New York Times editorially from yesterday is attached below.

Should be interesting to see what the Court does about civil liberties
and the recent events.

My main comment:

As is noted in the last paragraph, conservative C.J. Rehnquist openly
rationalizes diminished civil liberties in wartime. That sounds pretty
straightforward... in a war like WWII, where "war" is clear, with
definite beginning and end. But in the "war" against terrorism, that
sounds more like one of those Orwellian wars in 1984, which goes on
forever, with no objective end, permitting a constant reduction of civil
liberties in the name of emergency.

Ken.

--
Wherever they burn books they will also,
in the end, burn human beings.
          -- Heinrich Heine (1797-1856)


--- cut here ---

The Supreme Court and Sept. 11

Published: November 5, 2003

In the two years since Sept. 11, the Bush administration and the federal
courts have rewritten important areas of the law, scaling back the right
to counsel, the ability of prisoners to challenge their confinement and
other civil liberties. Through it all, the Supreme Court has been
silent, largely because of the time it takes for cases to work their way
up. The court will soon have a chance, however, to consider several
cases posing the question of how much, if any, our constitutional rights
have changed as a result of Sept. 11. It has a duty to step in and stand
up for civil liberties.

The administration has taken some fairly radical steps in its war on
terrorism. It insists that anyone it labels an "enemy combatant,"
including American citizens, can be held indefinitely and denied access
to lawyers and family members.

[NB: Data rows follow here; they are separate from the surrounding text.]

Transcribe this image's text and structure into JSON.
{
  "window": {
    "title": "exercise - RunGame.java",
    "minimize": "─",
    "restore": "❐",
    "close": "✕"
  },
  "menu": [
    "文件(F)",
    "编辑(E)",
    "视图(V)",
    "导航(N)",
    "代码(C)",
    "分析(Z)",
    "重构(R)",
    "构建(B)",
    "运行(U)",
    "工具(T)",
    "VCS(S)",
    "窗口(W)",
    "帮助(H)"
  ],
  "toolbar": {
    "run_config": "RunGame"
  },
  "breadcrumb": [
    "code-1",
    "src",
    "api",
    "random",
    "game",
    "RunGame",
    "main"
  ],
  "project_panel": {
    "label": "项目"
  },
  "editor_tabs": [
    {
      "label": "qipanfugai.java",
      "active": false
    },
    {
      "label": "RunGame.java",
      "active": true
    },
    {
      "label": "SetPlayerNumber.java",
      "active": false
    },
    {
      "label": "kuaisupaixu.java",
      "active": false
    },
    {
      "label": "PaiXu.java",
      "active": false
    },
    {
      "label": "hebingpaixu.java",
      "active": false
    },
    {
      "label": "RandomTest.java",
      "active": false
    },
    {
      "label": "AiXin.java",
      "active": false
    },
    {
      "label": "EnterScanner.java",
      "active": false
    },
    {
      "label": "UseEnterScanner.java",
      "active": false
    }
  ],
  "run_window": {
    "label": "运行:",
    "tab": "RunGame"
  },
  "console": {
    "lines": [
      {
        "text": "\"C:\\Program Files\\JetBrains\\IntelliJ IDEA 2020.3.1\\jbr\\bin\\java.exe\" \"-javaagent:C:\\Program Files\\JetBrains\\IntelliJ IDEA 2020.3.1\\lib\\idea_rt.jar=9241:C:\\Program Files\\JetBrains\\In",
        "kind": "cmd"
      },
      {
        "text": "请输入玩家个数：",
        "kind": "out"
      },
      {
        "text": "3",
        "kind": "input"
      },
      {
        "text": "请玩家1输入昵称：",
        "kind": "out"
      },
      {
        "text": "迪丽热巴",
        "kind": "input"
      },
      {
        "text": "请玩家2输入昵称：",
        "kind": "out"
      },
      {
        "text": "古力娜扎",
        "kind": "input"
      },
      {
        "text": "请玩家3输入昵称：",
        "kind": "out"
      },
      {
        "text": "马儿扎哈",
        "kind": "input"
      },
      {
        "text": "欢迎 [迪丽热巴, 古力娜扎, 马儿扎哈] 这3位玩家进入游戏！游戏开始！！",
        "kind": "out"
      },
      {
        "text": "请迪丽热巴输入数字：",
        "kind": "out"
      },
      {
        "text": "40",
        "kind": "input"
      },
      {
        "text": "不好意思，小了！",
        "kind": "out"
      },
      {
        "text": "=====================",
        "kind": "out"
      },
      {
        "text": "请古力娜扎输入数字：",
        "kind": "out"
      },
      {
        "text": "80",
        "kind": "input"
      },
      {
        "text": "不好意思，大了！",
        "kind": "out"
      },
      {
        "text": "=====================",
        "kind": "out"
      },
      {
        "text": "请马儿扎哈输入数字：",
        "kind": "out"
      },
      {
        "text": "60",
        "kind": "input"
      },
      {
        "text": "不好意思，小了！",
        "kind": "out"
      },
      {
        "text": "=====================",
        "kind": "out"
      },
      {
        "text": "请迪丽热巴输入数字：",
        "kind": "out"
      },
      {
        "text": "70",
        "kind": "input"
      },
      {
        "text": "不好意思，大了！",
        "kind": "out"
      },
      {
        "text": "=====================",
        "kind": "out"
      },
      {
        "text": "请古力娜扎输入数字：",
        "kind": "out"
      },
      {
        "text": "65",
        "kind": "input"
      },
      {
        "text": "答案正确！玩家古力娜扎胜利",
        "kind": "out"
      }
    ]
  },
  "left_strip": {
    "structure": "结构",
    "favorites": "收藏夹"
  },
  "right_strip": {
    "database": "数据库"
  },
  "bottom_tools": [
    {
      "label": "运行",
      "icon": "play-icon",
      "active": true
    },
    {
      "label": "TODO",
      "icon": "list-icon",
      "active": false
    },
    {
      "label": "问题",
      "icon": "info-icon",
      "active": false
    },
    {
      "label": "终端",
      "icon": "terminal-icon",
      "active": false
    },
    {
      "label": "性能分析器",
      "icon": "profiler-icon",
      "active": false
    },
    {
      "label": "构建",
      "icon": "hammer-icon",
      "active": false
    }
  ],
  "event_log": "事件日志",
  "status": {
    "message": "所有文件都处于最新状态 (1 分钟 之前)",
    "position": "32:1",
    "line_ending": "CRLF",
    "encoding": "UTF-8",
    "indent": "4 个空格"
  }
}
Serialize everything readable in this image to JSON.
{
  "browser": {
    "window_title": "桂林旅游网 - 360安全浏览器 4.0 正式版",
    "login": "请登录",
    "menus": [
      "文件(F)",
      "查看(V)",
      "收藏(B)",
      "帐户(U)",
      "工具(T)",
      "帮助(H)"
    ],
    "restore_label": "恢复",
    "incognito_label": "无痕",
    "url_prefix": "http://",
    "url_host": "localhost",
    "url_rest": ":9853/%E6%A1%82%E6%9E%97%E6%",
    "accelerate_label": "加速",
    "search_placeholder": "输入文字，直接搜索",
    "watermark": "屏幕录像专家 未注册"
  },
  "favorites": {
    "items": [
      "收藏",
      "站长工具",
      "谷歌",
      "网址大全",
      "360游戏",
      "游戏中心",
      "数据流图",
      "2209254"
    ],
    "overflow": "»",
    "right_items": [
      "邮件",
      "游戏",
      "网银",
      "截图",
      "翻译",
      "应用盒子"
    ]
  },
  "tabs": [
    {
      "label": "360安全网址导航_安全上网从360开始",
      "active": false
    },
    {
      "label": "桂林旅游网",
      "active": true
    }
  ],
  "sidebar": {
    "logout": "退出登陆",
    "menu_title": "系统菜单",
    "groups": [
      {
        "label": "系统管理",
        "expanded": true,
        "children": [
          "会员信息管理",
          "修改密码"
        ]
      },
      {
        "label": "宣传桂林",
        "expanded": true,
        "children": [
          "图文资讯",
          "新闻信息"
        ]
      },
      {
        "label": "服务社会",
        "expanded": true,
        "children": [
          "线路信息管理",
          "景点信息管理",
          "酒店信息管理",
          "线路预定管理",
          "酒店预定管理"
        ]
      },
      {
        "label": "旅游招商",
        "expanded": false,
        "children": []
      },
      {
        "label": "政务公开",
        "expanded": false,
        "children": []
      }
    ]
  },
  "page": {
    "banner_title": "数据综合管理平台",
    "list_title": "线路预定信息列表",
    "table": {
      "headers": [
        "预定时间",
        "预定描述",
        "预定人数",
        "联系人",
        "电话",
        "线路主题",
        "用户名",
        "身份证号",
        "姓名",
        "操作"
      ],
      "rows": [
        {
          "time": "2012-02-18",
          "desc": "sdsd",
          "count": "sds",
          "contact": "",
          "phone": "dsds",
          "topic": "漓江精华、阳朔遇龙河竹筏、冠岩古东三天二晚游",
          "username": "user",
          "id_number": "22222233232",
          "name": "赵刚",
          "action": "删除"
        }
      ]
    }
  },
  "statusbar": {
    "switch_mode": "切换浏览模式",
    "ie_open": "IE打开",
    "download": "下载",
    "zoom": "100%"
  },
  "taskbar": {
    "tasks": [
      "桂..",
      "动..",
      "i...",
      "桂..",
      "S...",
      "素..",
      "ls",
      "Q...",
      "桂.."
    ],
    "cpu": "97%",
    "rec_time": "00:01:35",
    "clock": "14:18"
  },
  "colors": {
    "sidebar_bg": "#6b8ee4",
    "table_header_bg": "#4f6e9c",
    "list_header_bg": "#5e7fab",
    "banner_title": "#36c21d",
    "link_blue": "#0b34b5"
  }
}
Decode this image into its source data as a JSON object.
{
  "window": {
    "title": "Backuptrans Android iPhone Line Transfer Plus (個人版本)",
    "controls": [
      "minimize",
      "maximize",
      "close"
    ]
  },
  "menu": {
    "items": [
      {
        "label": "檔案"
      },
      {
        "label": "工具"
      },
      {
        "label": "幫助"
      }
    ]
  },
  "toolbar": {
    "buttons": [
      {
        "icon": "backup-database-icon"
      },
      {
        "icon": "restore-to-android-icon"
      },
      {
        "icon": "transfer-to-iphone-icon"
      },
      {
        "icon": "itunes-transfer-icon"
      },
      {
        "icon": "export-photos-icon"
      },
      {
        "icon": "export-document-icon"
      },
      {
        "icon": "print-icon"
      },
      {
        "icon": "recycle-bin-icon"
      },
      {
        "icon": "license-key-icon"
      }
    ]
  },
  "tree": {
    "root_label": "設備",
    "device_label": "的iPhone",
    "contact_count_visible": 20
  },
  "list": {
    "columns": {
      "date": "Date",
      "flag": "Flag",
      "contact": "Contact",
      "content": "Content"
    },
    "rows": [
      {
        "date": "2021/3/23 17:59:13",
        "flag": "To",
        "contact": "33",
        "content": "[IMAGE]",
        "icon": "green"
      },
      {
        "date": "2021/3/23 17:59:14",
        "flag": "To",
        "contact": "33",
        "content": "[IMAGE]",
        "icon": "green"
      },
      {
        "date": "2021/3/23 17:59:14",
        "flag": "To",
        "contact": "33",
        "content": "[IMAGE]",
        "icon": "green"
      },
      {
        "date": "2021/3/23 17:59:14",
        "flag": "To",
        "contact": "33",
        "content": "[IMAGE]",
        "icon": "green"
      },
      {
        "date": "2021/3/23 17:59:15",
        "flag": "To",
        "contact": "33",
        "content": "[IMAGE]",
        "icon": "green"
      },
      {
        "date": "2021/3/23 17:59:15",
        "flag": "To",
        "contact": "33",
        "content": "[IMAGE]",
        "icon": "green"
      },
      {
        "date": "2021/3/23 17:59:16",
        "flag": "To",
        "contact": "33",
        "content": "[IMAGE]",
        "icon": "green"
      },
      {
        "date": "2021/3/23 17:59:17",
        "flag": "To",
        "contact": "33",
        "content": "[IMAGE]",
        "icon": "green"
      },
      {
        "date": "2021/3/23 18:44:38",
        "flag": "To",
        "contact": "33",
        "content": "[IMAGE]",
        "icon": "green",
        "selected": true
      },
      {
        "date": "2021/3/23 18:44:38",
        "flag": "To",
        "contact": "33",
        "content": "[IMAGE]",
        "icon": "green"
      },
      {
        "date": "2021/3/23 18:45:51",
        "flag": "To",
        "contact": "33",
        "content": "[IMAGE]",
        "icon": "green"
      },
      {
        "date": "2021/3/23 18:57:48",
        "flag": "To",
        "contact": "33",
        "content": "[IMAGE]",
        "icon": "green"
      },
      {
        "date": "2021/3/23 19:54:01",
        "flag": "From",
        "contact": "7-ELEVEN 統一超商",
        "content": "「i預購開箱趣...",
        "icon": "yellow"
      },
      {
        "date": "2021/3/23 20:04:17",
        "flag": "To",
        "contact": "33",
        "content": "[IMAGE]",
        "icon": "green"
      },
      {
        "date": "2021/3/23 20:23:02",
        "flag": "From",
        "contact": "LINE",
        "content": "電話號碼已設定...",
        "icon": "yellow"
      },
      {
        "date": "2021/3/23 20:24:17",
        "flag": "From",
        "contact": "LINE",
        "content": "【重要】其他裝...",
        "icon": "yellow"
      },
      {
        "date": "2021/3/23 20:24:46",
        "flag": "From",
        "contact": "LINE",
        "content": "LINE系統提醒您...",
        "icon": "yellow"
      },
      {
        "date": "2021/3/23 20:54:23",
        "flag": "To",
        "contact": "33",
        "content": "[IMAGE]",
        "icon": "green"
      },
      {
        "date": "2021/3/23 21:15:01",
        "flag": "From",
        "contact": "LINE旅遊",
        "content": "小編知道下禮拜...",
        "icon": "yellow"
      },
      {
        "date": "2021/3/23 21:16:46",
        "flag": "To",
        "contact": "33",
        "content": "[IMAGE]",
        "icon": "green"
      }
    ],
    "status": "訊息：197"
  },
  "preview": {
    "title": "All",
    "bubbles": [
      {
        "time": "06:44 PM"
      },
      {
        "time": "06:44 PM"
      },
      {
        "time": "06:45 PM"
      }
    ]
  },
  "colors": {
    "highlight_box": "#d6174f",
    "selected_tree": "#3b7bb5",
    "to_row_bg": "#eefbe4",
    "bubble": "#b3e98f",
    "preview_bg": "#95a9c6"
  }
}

And it maintains that the hundreds of
detainees in Guantánamo can be held indefinitely, with no chance to
contest their captivity. On these two points, and on equally troubling
ones raised in other cases, federal appeals courts have sided with the
administration.

The Supreme Court is still assembling its docket for this term and will
have an opportunity to consider the administration's enemy-combatant
doctrine in the case of Yasser Esam Hamdi, an American citizen of Saudi
descent apparently captured on the battlefield in the Afghan war. Mr.
Hamdi has been held in a military brig since April of last year, without
access to a lawyer. An appeals court held that he had no right to
challenge his incarceration. It is a disturbing ruling, with sweeping
implications for the power of the government to detain citizens. The
Supreme Court should review it.

The justices will also be able to review, if they choose to, an appeals
court ruling that the Guantánamo detainees, who were captured in
Afghanistan and Pakistan during the Afghan war, have no right to contest
their confinement. The detainees are being backed not only by human
rights groups, but also by some retired military officers who argue that
the administration's policies could hurt American troops captured in
future conflicts. The court should take the case and direct the
administration to provide the detainees — many of whom, there is reason
to believe, were picked up in error — with a forum for challenging their
captivity.

Getting the Supreme Court to accept the cases is, of course, no
guarantee that they will come out the right way. Chief Justice William
Rehnquist has written a book arguing that civil liberties should be
diminished in wartime. But Justice Stephen Breyer reminded a New York
City bar association audience earlier this year that "the Constitution
always matters, perhaps particularly so in times of emergency." It is an
important message, one the Supreme Court should start delivering in its
decisions.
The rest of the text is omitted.